The primary weakness of the study was its modest size. But this is not really a significant issue, in my opinion, because the study was clearly large enough to detect a clinically significant effect. One might argue that the trial was too small to rule out a small beneficial effect from any of the supplements, which is true, but such a small effect is likely not worthwhile in any case. The study was single-blinded, but because the only outcome measure was completely objective, a blood test result, this should not matter. Still, a larger, double-blinded, and multi-center trial would be welcome. I just doubt it would show anything different.

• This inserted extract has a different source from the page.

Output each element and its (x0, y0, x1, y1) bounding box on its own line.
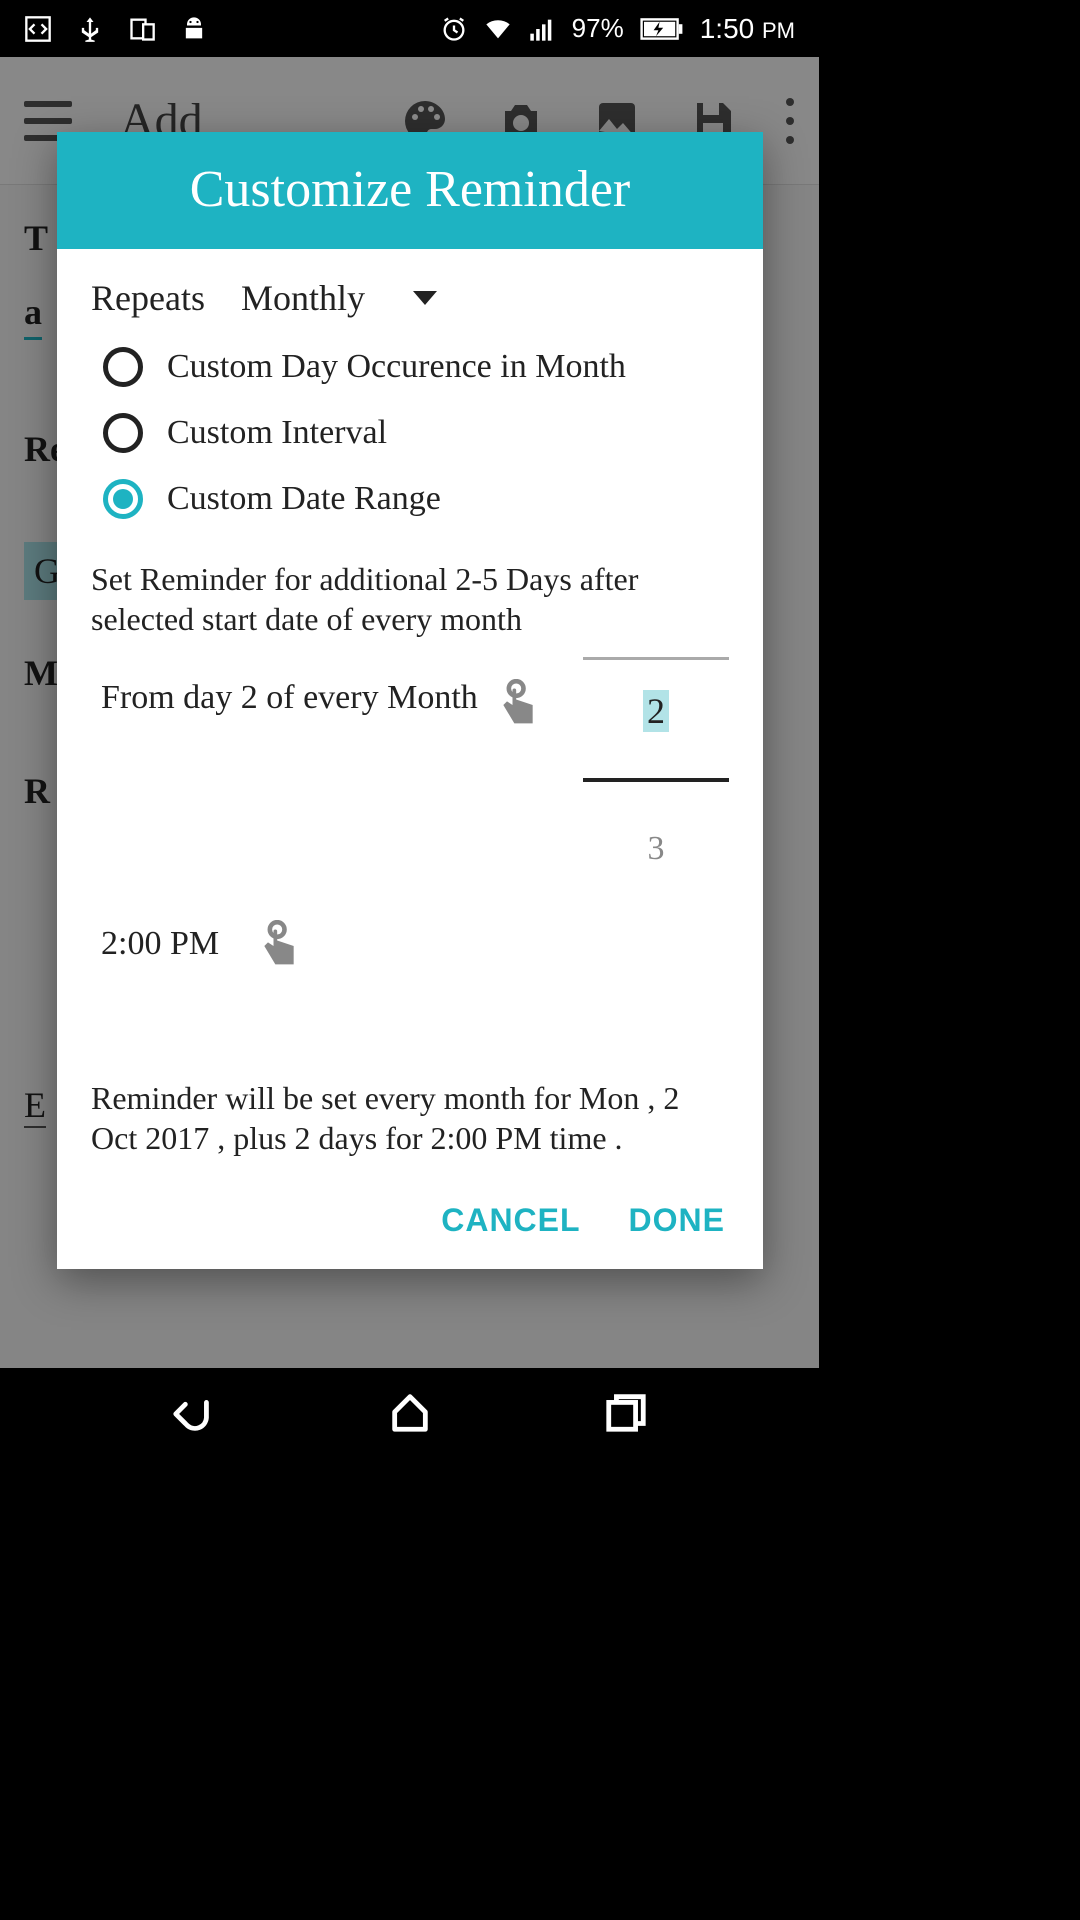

The negative results for all the supplements save fish oil is to be expected. The previous evidence for these supplements was never good. Turmeric, for example, suffers from insignificant bioavailability. Some versions of red yeast rice actually contain a small amount of lovastatin (a proven cholesterol-lowering drug) but not the brands available in the US. Red yeast rice without lovastatin has no effect on cholesterol. Garlic has also been studied, and shown to be ineffective as a cholesterol-lowering agent. The evidence for cinnamon is also negative.

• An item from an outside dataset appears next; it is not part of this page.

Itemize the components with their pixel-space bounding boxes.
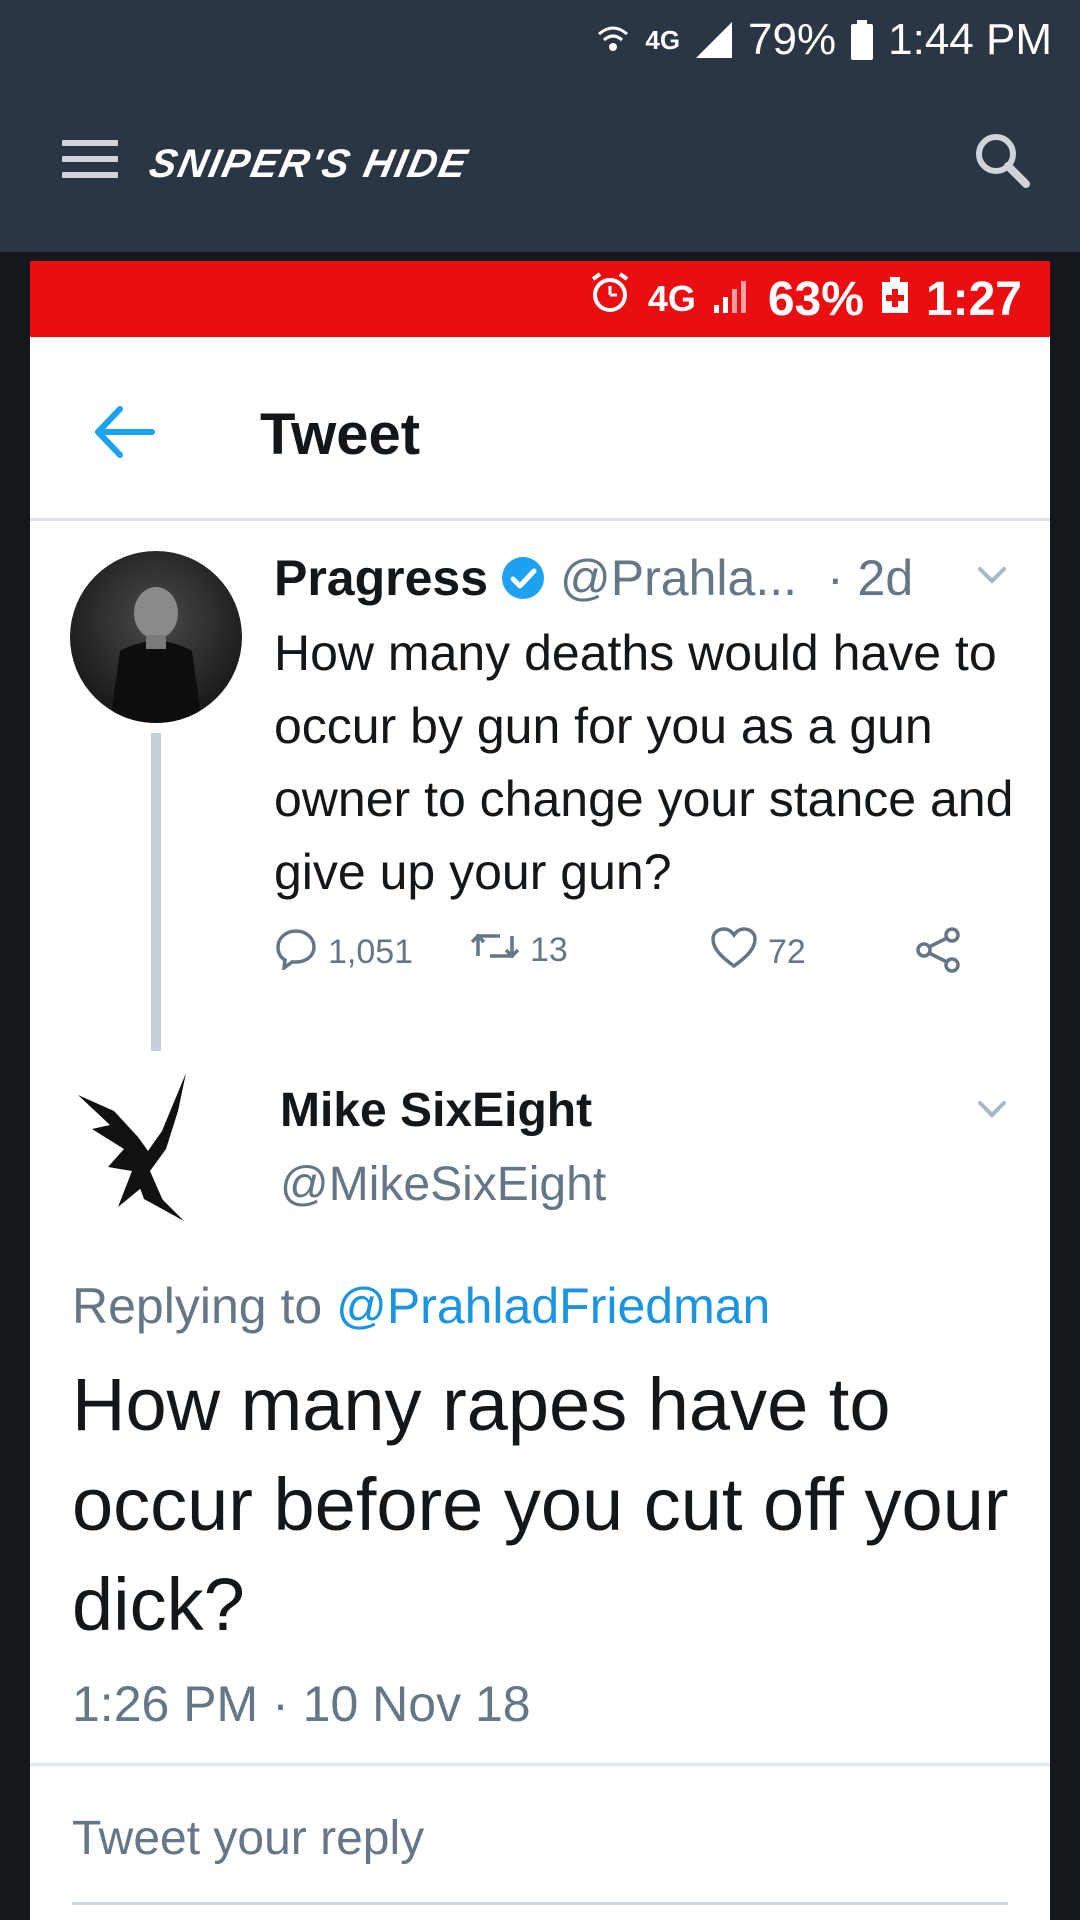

The story of plant sterols is a bit more complicated. The evidence does show a possible modest effect, about a 9% lowering of LDL. This effect may have been missed in the current study. But also, this requires having 2 grams of plant sterols twice a day, which many may find difficult. Further, there are lingering issues of the net clinical effects of these doses, so relying entirely on a marker such as blood LDL may not be the whole story. Margarines with plant sterols may also contain trans fats, which can wipe out the benefits. So this is a tricky option, but may not be entirely useless. Clearly, however, it is no substitute for a statin drug.

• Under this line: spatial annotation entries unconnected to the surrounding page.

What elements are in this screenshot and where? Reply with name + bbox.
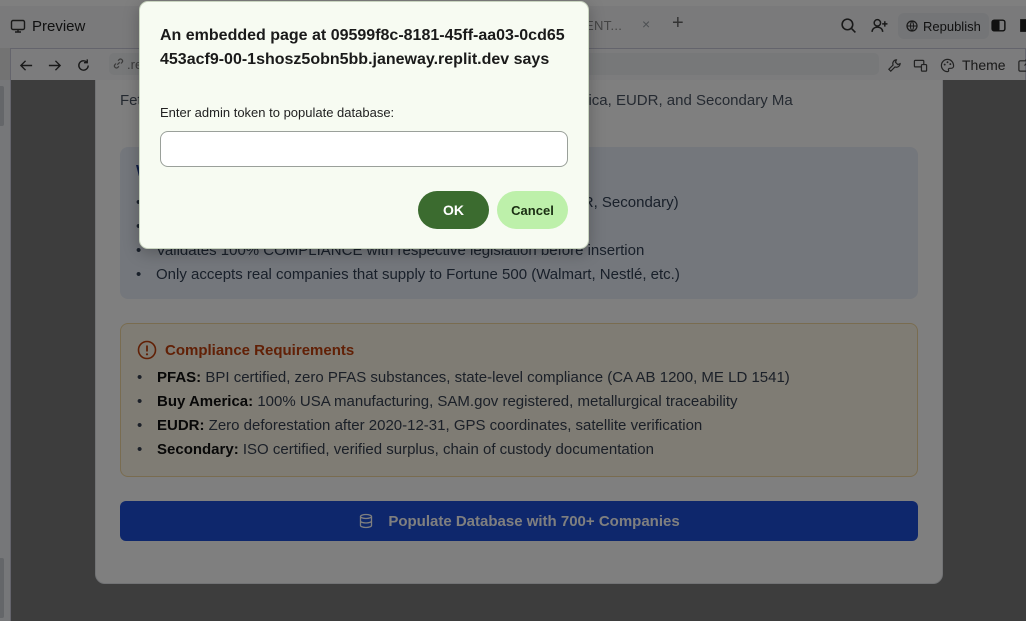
dialog-title: An embedded page at 09599f8c-8181-45ff-a… [160, 27, 565, 68]
dialog-message: Enter admin token to populate database: [160, 105, 395, 120]
ok-button[interactable]: OK [418, 191, 489, 229]
admin-token-input[interactable] [160, 131, 568, 167]
prompt-dialog: An embedded page at 09599f8c-8181-45ff-a… [139, 1, 589, 249]
cancel-button[interactable]: Cancel [497, 191, 568, 229]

Fish oil is also a bit complicated. While the evidence shows it does not lower total cholesterol, and may even increase LDL a bit, its primary benefit may come from increased good HDL cholesterol. This is a situation where we need evidence from net clinical outcomes, but they are very difficult to document with modest interventions because they would requires thousands of subjects, or tens of thousands, over years to get to statistical significance. The bottom line with fish oil is – you can’t just sprinkle it on your steak. It is no substitute for a good diet, or a statin drug. But there may be some benefit in helping to increase HDL.
This one study, because it is modest, is not definitive unto itself, but it does add to a growing body of evidence that is fairly consistently showing the same thing. There are two strategies proven to significantly improve cholesterol profile and cardiovascular health – lifestyle factors, and statin drugs. Supplements are basically drown in the noise of the evidence, and have either been shown to be useless or at best have a modest effect that is difficult to pin down. Supplements are not a substitute for the first two strategies.
This also makes sense because supplements are drugs, they are just drugs that have been poorly purified and generally have poor pharmaceutical attributes (otherwise they would be marketed as drugs). What they have is effective (and misleading) marketing.